L’AGNEAU, LA VACHE ET LE BULOT

Ce bras de terre qui se dresse au bout de la Normandie est avant tout un territoire
d’agriculture et d’élevage bordé par une mer omniprésente.

La Manche est un havre de verdure, principalement tourné vers l’agriculture et impacté par le parc naturel régional, les marais du Cotentin et du Bessin, s’étirant entre ses deux côtes, de l’est à l’ouest. Ce secteur économique représente onze mille exploitations agricoles et le dixième chiffre d’affaires de tous les départements français. Il pèse plus de 6% des emplois, deux fois plus que le reste de la Normandie et affiche la plus forte proportion d’établissements. 79% du territoire manchois est consacré aux activités agricoles.
Au delà des chiffres, celles-ci façonnent les paysages du département le plus herbager de Normandie (plus de 60% de prairies dans les surfaces agricoles), créent de l’emploi localisé et constituent l’un des facteurs d’attractivité et de développement pour d’autres activités économiques dans les territoires ruraux telles le tourisme.

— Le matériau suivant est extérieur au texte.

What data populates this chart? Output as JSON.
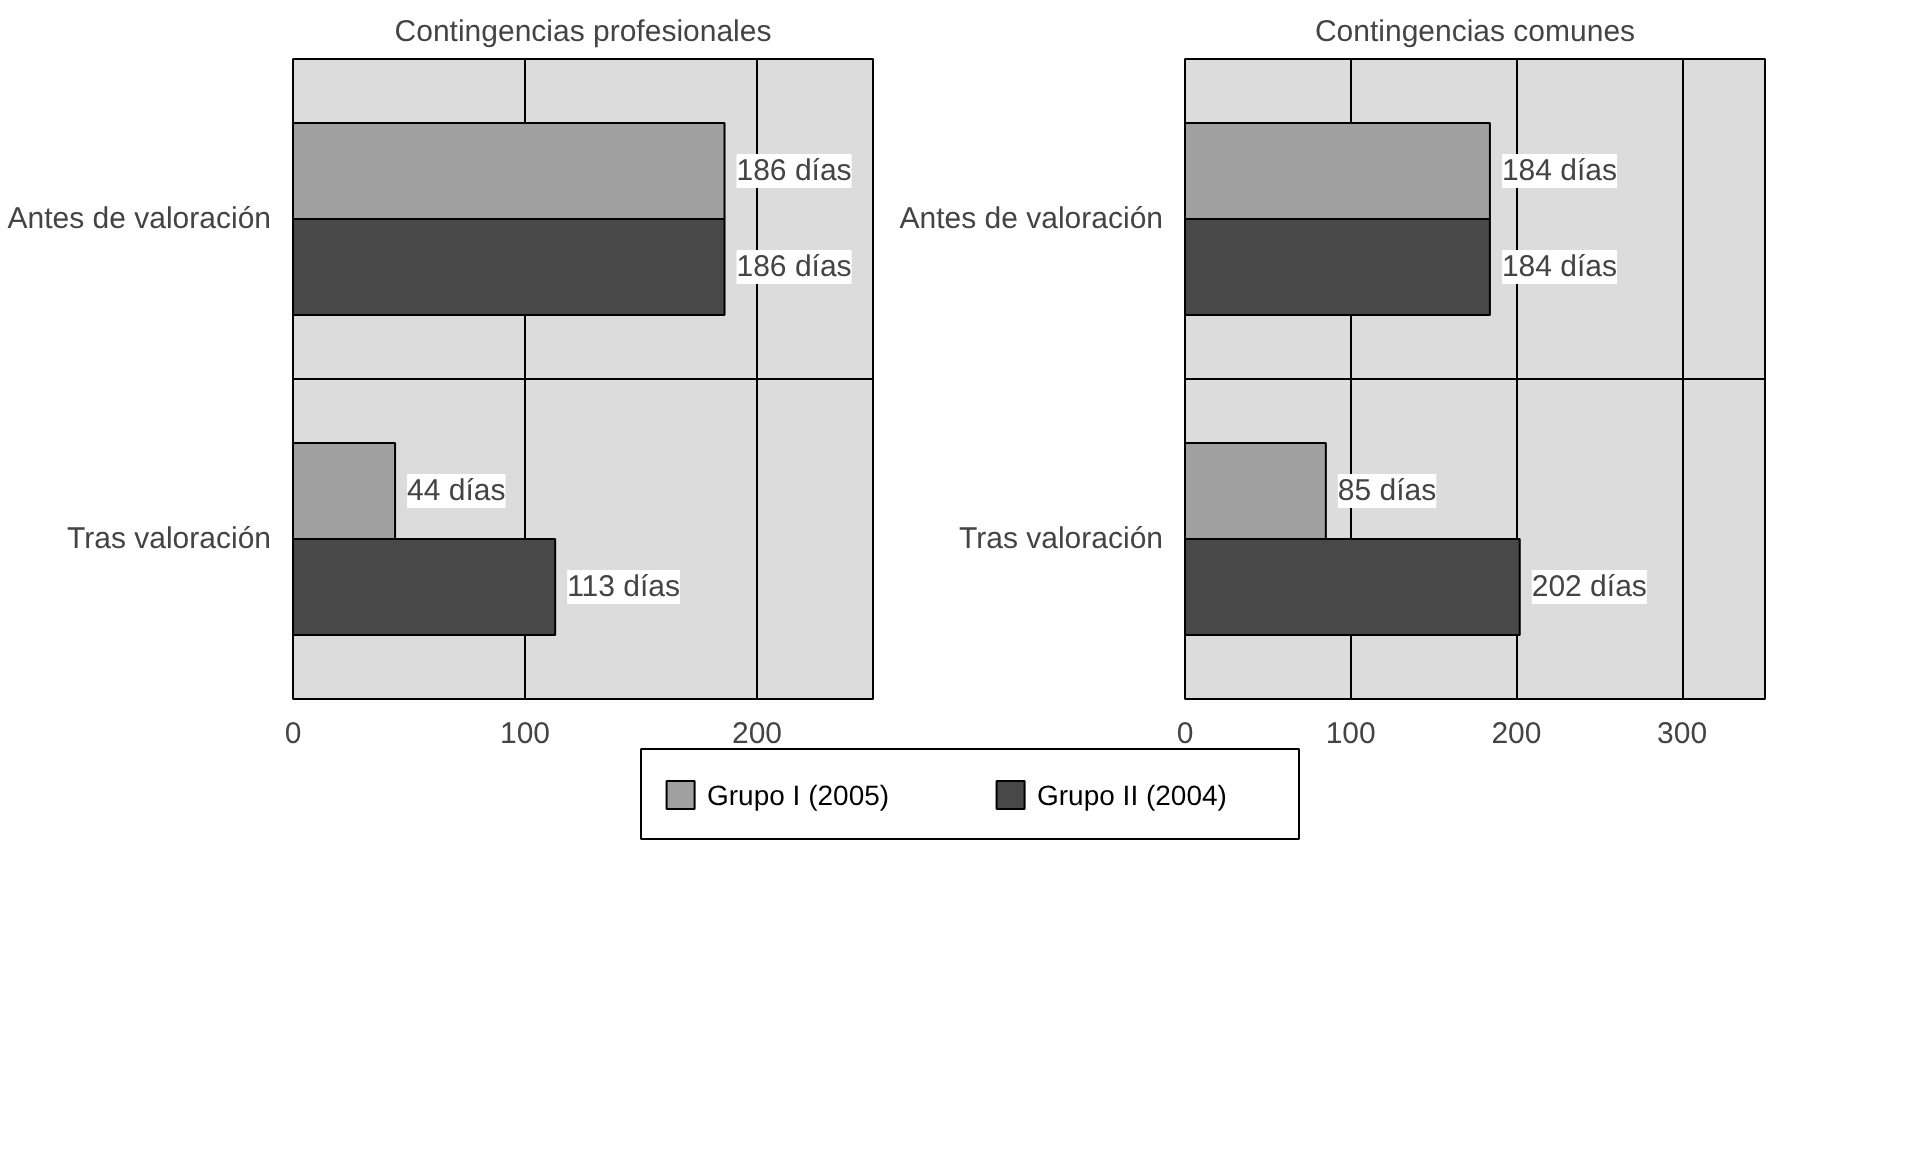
{
  "chart_data": [
    {
      "type": "bar",
      "orientation": "horizontal",
      "title": "Contingencias profesionales",
      "categories": [
        "Antes de valoración",
        "Tras valoración"
      ],
      "xlim": [
        0,
        250
      ],
      "xticks": [
        0,
        100,
        200
      ],
      "grid": "x",
      "series": [
        {
          "color": "#a0a0a0",
          "values": [
            186,
            44
          ],
          "value_labels": [
            "186 días",
            "44 días"
          ]
        },
        {
          "color": "#484848",
          "values": [
            186,
            113
          ],
          "value_labels": [
            "186 días",
            "113 días"
          ]
        }
      ]
    },
    {
      "type": "bar",
      "orientation": "horizontal",
      "title": "Contingencias comunes",
      "categories": [
        "Antes de valoración",
        "Tras valoración"
      ],
      "xlim": [
        0,
        350
      ],
      "xticks": [
        0,
        100,
        200,
        300
      ],
      "grid": "x",
      "legend": "bottom",
      "series": [
        {
          "name": "Grupo I (2005)",
          "color": "#a0a0a0",
          "values": [
            184,
            85
          ],
          "value_labels": [
            "184 días",
            "85 días"
          ]
        },
        {
          "name": "Grupo II (2004)",
          "color": "#484848",
          "values": [
            184,
            202
          ],
          "value_labels": [
            "184 días",
            "202 días"
          ]
        }
      ]
    }
  ]
}
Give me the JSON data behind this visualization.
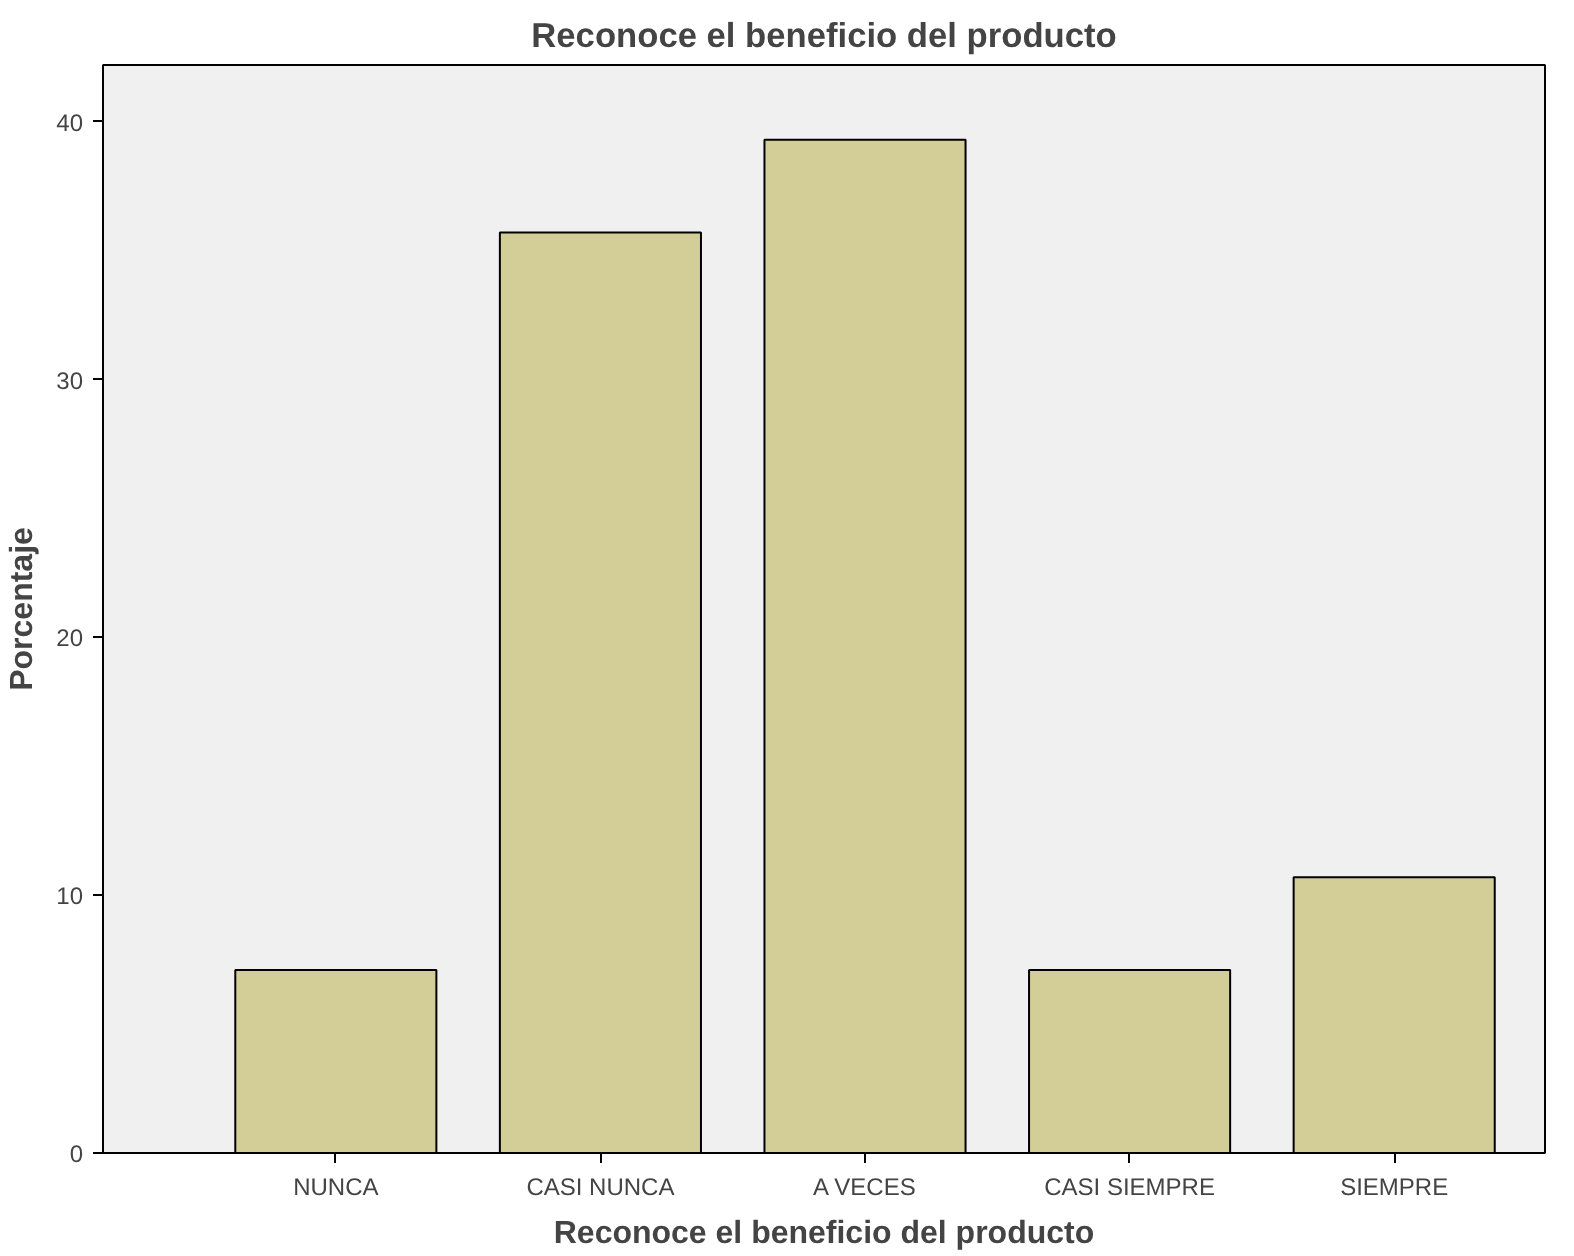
{
  "chart_data": {
    "type": "bar",
    "title": "Reconoce el beneficio del producto",
    "xlabel": "Reconoce el beneficio del producto",
    "ylabel": "Porcentaje",
    "categories": [
      "NUNCA",
      "CASI NUNCA",
      "A VECES",
      "CASI SIEMPRE",
      "SIEMPRE"
    ],
    "values": [
      7.1,
      35.7,
      39.3,
      7.1,
      10.7
    ],
    "color": "#d3ce97",
    "ylim": [
      0,
      42.2
    ],
    "yticks": [
      0,
      10,
      20,
      30,
      40
    ],
    "grid": false
  }
}
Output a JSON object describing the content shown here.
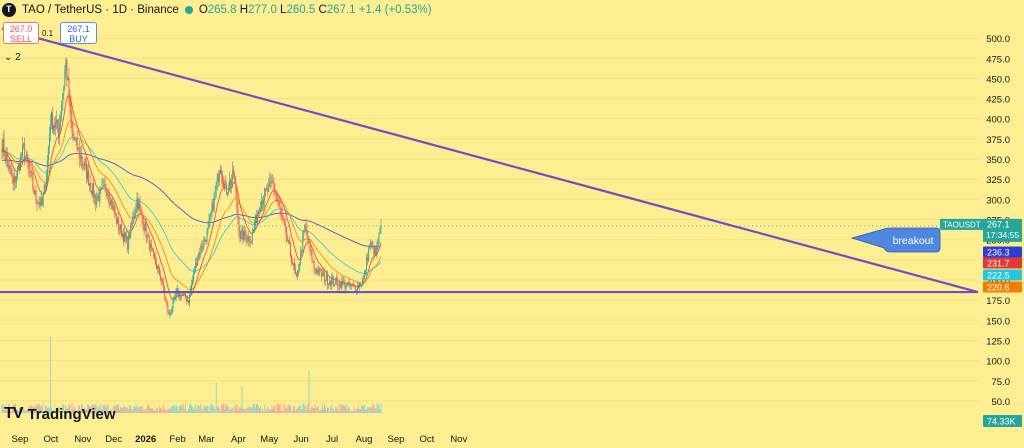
{
  "header": {
    "symbol": "TAO / TetherUS · 1D · Binance",
    "open_label": "O",
    "open": "265.8",
    "high_label": "H",
    "high": "277.0",
    "low_label": "L",
    "low": "260.5",
    "close_label": "C",
    "close": "267.1",
    "change": "+1.4 (+0.53%)"
  },
  "trade": {
    "sell_price": "267.0",
    "sell_label": "SELL",
    "spread": "0.1",
    "buy_price": "267.1",
    "buy_label": "BUY"
  },
  "layers_badge": "2",
  "branding": "TradingView",
  "colors": {
    "background": "#FCEE91",
    "up": "#26a69a",
    "down": "#ef5350",
    "trendline": "#6f4ec2",
    "ema_blue": "#2c3ed6",
    "ema_red": "#e53935",
    "ema_cyan": "#26c6da",
    "ema_orange": "#f57c00"
  },
  "chart_data": {
    "type": "candlestick",
    "symbol": "TAOUSDT",
    "y_axis": {
      "ticks": [
        500,
        475,
        450,
        425,
        400,
        375,
        350,
        325,
        300,
        275,
        250,
        225,
        200,
        175,
        150,
        125,
        100,
        75,
        50
      ],
      "tick_labels": [
        "500.0",
        "475.0",
        "450.0",
        "425.0",
        "400.0",
        "375.0",
        "350.0",
        "325.0",
        "300.0",
        "275.0",
        "250.0",
        "225.0",
        "200.0",
        "175.0",
        "150.0",
        "125.0",
        "100.0",
        "75.0",
        "50.0"
      ],
      "range": [
        35,
        520
      ]
    },
    "x_axis": {
      "labels": [
        "Sep",
        "Oct",
        "Nov",
        "Dec",
        "2026",
        "Feb",
        "Mar",
        "Apr",
        "May",
        "Jun",
        "Jul",
        "Aug",
        "Sep",
        "Oct",
        "Nov"
      ]
    },
    "price_path": [
      {
        "date": "Sep 1",
        "price": 370
      },
      {
        "date": "Sep 12",
        "price": 318
      },
      {
        "date": "Sep 22",
        "price": 363
      },
      {
        "date": "Oct 3",
        "price": 305
      },
      {
        "date": "Oct 10",
        "price": 292
      },
      {
        "date": "Oct 14",
        "price": 330
      },
      {
        "date": "Oct 18",
        "price": 400
      },
      {
        "date": "Oct 26",
        "price": 385
      },
      {
        "date": "Nov 2",
        "price": 470
      },
      {
        "date": "Nov 8",
        "price": 380
      },
      {
        "date": "Nov 20",
        "price": 340
      },
      {
        "date": "Dec 1",
        "price": 300
      },
      {
        "date": "Dec 12",
        "price": 315
      },
      {
        "date": "Dec 22",
        "price": 270
      },
      {
        "date": "Jan 1",
        "price": 245
      },
      {
        "date": "Jan 10",
        "price": 300
      },
      {
        "date": "Jan 24",
        "price": 235
      },
      {
        "date": "Feb 3",
        "price": 200
      },
      {
        "date": "Feb 10",
        "price": 155
      },
      {
        "date": "Feb 18",
        "price": 185
      },
      {
        "date": "Mar 1",
        "price": 175
      },
      {
        "date": "Mar 10",
        "price": 230
      },
      {
        "date": "Mar 20",
        "price": 260
      },
      {
        "date": "Apr 1",
        "price": 345
      },
      {
        "date": "Apr 6",
        "price": 310
      },
      {
        "date": "Apr 14",
        "price": 330
      },
      {
        "date": "Apr 20",
        "price": 255
      },
      {
        "date": "May 1",
        "price": 252
      },
      {
        "date": "May 10",
        "price": 298
      },
      {
        "date": "May 22",
        "price": 320
      },
      {
        "date": "Jun 1",
        "price": 270
      },
      {
        "date": "Jun 14",
        "price": 200
      },
      {
        "date": "Jun 22",
        "price": 265
      },
      {
        "date": "Jul 1",
        "price": 215
      },
      {
        "date": "Jul 14",
        "price": 200
      },
      {
        "date": "Jul 28",
        "price": 195
      },
      {
        "date": "Aug 10",
        "price": 190
      },
      {
        "date": "Aug 18",
        "price": 200
      },
      {
        "date": "Aug 24",
        "price": 245
      },
      {
        "date": "Aug 30",
        "price": 232
      },
      {
        "date": "Sep 4",
        "price": 267
      }
    ],
    "volume_spikes": [
      {
        "date": "Oct 18",
        "volume": 285
      },
      {
        "date": "Mar 28",
        "volume": 112
      },
      {
        "date": "Apr 22",
        "volume": 98
      },
      {
        "date": "Jun 26",
        "volume": 160
      }
    ],
    "trendline_descending": [
      {
        "date": "Sep 1",
        "price": 512
      },
      {
        "date": "Nov 20",
        "price": 185
      }
    ],
    "support_line": 185,
    "current_price_label": "TAOUSDT",
    "current_price": "267.1",
    "countdown": "17:34:55",
    "ema_labels": [
      {
        "value": "236.3",
        "color": "#2c3ed6"
      },
      {
        "value": "231.7",
        "color": "#e53935"
      },
      {
        "value": "222.5",
        "color": "#26c6da"
      },
      {
        "value": "220.6",
        "color": "#f57c00"
      }
    ],
    "volume_label": "74.33K",
    "annotation": "breakout"
  }
}
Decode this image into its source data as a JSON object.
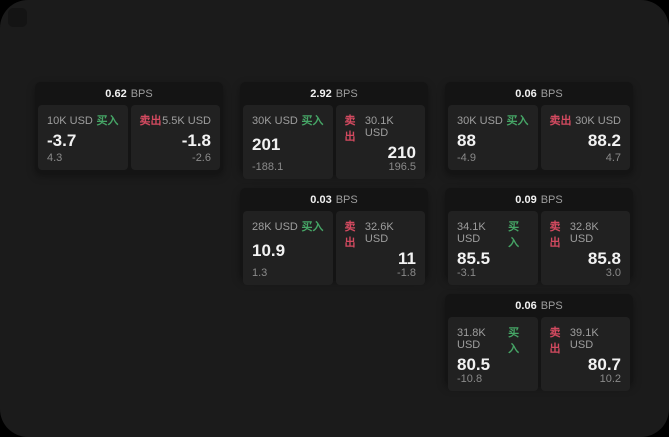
{
  "theme": {
    "page_bg": "#000000",
    "panel_bg": "#1b1b1b",
    "card_bg": "#141414",
    "tile_bg": "#212121",
    "value_color": "#f2f2f2",
    "label_color": "#9e9e9e",
    "muted_color": "#8a8a8a",
    "buy_color": "#46a566",
    "sell_color": "#d34a60"
  },
  "labels": {
    "bps_unit": "BPS",
    "buy": "买入",
    "sell": "卖出"
  },
  "cards": [
    {
      "bps": "0.62",
      "buy": {
        "size": "10K USD",
        "value": "-3.7",
        "delta": "4.3"
      },
      "sell": {
        "size": "5.5K USD",
        "value": "-1.8",
        "delta": "-2.6"
      }
    },
    {
      "bps": "2.92",
      "buy": {
        "size": "30K USD",
        "value": "201",
        "delta": "-188.1"
      },
      "sell": {
        "size": "30.1K USD",
        "value": "210",
        "delta": "196.5"
      }
    },
    {
      "bps": "0.06",
      "buy": {
        "size": "30K USD",
        "value": "88",
        "delta": "-4.9"
      },
      "sell": {
        "size": "30K USD",
        "value": "88.2",
        "delta": "4.7"
      }
    },
    {
      "bps": "0.03",
      "buy": {
        "size": "28K USD",
        "value": "10.9",
        "delta": "1.3"
      },
      "sell": {
        "size": "32.6K USD",
        "value": "11",
        "delta": "-1.8"
      }
    },
    {
      "bps": "0.09",
      "buy": {
        "size": "34.1K USD",
        "value": "85.5",
        "delta": "-3.1"
      },
      "sell": {
        "size": "32.8K USD",
        "value": "85.8",
        "delta": "3.0"
      }
    },
    {
      "bps": "0.06",
      "buy": {
        "size": "31.8K USD",
        "value": "80.5",
        "delta": "-10.8"
      },
      "sell": {
        "size": "39.1K USD",
        "value": "80.7",
        "delta": "10.2"
      }
    }
  ]
}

LE LAIT A LA MAMELLE DE LA MANCHE

La Manche est avant tout terre d’élevages. Elle occupe la première place nationale en matière de cheptel de vaches laitières et la seconde pour le nombre d’exploitations agricoles, toujours plus grandes (même si elles restent plus petites que le reste de la région) et aux troupeaux croissants en raison de la concentration de l’activité. C’est d’ailleurs l’un des rares départements français où la proportion d’exploitations laitières a augmenté au cours de cette dernière décennie. La production laitière manchoise représente 40% de la production normande, près de 80% des surfaces agricoles. En Manche, c’est la Normande qui est reine des prairies avec plus de 40% de l’effectif national. Elle est la vache la plus représentée derrière la Prim Holstein. La Normande est une race laitière mixte, élevée à la fois pour ses qualités laitières et pour sa viande. Son lait est plutôt mieux rémunéré avec un meilleur rendement fromager, ses carcasses lourdes séduisent les bouchers. D’une bonne rusticité, elle peut s’enorgueillir de belles qualités : elle est fertile, docile, bénéficie d’une bonne longévité et d’une facilité de vêlage. Les Normandes sont particulièrement courtisées pour la production d’AOP comme le camembert de Normandie au lait cru, moulé à la louche, mais aussi pour la crème et le beurre d’Isigny, si onctueux, autour de la baie des Veys.
Le département  est aussi caractérisé par un important troupeau de chevaux et d’ovins, dont le célèbre agneau AOP de prés-salés du Mont Saint-Michel, reconnu pour son goût unique dû à l’herbe des marais salants qui constitue leur alimentation.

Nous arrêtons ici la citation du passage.